Time: 5:00 - 7:00pm Venue: David Sizer Lecture Theatre, Bancroft Building, Ground Floor Mile End Campus Queen Mary, University of London
In most analyses of populism, both journalistic and social-scientific, the meaning of the term is taken for granted and never problematized. Even when this is not the case, argumentation focusing on what ‘populism’ is often hypostatizing and essentializing a particular conceptual content associated with limited geographical and political contexts.
In order to avoid such pitfalls it may be necessary to shift our attention from the nature of populism to its uses: from what populism is to how references to ‘populism’ have been used diachronically and synchronically in social and political struggles. Such a shift will have to focus on the complex language games marking popular-democratic representation throughout history. It is also bound to reveal the inherent link between the people and populism: studying the latter always involves examining the ways in which the former becomes articulated and debated, recognized and idealized, opposed and demonized. Furthermore, to the extent that representations of ‘the people’ invariably involve the staging of an opposition, to the extent that they are (1) triggered by social division, by the splitting of every political community into part and whole and the dialectics of inclusion/exclusion it enacts, and (2) result in the construction of two (political and intellectual) camps, one ‘populist’ and the other ‘anti-populist’, every study of populism proper must also be a study of anti-populism, researching the symbolic instability and the historical variability of this opposition.

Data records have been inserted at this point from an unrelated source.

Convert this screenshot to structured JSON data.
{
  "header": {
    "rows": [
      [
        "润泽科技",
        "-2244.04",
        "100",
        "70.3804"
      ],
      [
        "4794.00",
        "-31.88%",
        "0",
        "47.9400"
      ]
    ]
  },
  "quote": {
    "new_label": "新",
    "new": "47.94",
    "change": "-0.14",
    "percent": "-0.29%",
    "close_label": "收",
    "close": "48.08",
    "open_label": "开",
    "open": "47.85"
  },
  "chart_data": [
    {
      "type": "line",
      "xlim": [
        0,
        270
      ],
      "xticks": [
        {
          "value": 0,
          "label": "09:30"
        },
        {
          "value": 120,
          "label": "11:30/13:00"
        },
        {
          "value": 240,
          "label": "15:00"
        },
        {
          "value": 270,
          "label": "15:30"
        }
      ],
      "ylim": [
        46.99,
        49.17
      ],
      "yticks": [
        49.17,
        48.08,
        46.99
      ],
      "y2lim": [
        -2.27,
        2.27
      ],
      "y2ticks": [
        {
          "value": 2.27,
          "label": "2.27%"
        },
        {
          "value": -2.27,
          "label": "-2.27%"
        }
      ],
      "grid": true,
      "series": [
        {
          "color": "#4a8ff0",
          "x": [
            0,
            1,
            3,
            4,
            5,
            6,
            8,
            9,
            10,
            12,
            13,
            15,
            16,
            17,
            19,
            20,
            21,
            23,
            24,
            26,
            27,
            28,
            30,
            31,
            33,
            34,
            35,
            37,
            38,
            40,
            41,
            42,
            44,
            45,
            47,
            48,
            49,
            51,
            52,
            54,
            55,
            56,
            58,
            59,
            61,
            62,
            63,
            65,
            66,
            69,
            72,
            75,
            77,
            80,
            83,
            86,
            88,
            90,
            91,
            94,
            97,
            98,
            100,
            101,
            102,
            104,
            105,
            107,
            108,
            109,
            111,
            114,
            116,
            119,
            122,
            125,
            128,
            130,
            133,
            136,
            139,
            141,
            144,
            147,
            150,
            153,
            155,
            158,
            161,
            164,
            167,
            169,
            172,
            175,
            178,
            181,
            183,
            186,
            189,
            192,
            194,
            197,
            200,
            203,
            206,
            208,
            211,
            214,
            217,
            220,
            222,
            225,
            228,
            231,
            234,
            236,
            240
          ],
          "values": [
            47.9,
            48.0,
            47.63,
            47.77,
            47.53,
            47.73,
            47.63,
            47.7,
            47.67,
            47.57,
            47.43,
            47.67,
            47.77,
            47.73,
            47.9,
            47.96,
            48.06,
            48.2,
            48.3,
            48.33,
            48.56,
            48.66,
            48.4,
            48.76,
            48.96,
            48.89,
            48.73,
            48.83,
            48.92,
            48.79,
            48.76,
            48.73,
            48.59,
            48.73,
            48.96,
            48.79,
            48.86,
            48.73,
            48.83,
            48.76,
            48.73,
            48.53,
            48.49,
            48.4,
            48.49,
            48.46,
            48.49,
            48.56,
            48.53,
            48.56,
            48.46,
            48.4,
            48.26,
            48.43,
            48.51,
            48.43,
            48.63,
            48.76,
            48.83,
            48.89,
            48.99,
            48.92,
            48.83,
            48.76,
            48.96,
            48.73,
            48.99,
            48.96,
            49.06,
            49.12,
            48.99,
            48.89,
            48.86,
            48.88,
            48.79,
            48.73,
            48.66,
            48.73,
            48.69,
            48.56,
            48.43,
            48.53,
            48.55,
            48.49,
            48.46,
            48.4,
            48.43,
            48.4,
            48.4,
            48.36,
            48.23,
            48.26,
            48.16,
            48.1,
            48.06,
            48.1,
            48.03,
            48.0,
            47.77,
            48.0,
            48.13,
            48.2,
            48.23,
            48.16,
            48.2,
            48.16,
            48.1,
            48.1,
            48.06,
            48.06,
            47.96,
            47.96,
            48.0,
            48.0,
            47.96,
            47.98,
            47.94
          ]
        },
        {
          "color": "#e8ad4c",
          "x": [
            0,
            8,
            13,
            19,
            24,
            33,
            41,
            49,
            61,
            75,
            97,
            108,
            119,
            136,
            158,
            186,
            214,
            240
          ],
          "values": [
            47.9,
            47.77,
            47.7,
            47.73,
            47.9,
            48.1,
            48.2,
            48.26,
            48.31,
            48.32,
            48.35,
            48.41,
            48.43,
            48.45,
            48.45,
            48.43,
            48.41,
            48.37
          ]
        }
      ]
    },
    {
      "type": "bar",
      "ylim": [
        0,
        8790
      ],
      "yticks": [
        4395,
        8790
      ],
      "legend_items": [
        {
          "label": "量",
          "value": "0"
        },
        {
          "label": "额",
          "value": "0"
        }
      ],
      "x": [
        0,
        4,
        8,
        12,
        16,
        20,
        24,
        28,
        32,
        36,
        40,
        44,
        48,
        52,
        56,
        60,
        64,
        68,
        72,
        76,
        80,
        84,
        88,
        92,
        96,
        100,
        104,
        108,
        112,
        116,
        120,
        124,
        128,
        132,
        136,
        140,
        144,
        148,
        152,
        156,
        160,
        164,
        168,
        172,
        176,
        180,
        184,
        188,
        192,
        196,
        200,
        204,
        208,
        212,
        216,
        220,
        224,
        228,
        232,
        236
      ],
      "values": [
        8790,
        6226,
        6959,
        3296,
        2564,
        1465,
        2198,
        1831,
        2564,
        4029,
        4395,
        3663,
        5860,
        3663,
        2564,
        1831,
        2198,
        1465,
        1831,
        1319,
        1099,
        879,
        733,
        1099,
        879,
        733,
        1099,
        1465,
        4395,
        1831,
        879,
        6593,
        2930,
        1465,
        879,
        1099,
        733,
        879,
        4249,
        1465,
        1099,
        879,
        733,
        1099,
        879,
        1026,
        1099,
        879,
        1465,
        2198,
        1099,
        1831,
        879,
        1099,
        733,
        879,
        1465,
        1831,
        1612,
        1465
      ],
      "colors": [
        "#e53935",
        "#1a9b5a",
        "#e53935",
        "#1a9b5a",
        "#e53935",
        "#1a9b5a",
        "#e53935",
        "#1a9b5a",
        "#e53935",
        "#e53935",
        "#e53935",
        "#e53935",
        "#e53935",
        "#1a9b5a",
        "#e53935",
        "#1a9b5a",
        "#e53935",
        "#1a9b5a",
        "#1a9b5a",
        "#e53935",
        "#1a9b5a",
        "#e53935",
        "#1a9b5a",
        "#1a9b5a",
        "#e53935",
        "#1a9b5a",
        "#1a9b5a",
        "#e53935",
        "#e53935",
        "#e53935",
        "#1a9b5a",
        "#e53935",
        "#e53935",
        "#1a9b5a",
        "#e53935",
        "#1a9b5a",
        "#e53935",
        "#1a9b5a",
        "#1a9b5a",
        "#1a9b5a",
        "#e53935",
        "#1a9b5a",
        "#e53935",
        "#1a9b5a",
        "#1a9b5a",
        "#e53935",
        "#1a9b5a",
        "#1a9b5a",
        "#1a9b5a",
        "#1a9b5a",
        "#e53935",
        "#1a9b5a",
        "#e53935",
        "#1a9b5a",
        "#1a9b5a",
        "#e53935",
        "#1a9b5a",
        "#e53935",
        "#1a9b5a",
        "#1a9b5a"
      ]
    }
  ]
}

An inquiry into the manifestations of these language games in contemporary crisis-ridden Europe, where the opposition between populism and anti-populism increasingly emerges as the predominant discursive cleavage, may help us realize their function as symptoms of a deepening malaise associated with post-democratic, neo liberal Europe. If popular sovereignty and representation have been the victims of the oligarchic, technocratic transformation of liberal democracies in an age of advanced globalization, is populism symptomatic of the need for a new type of democratization?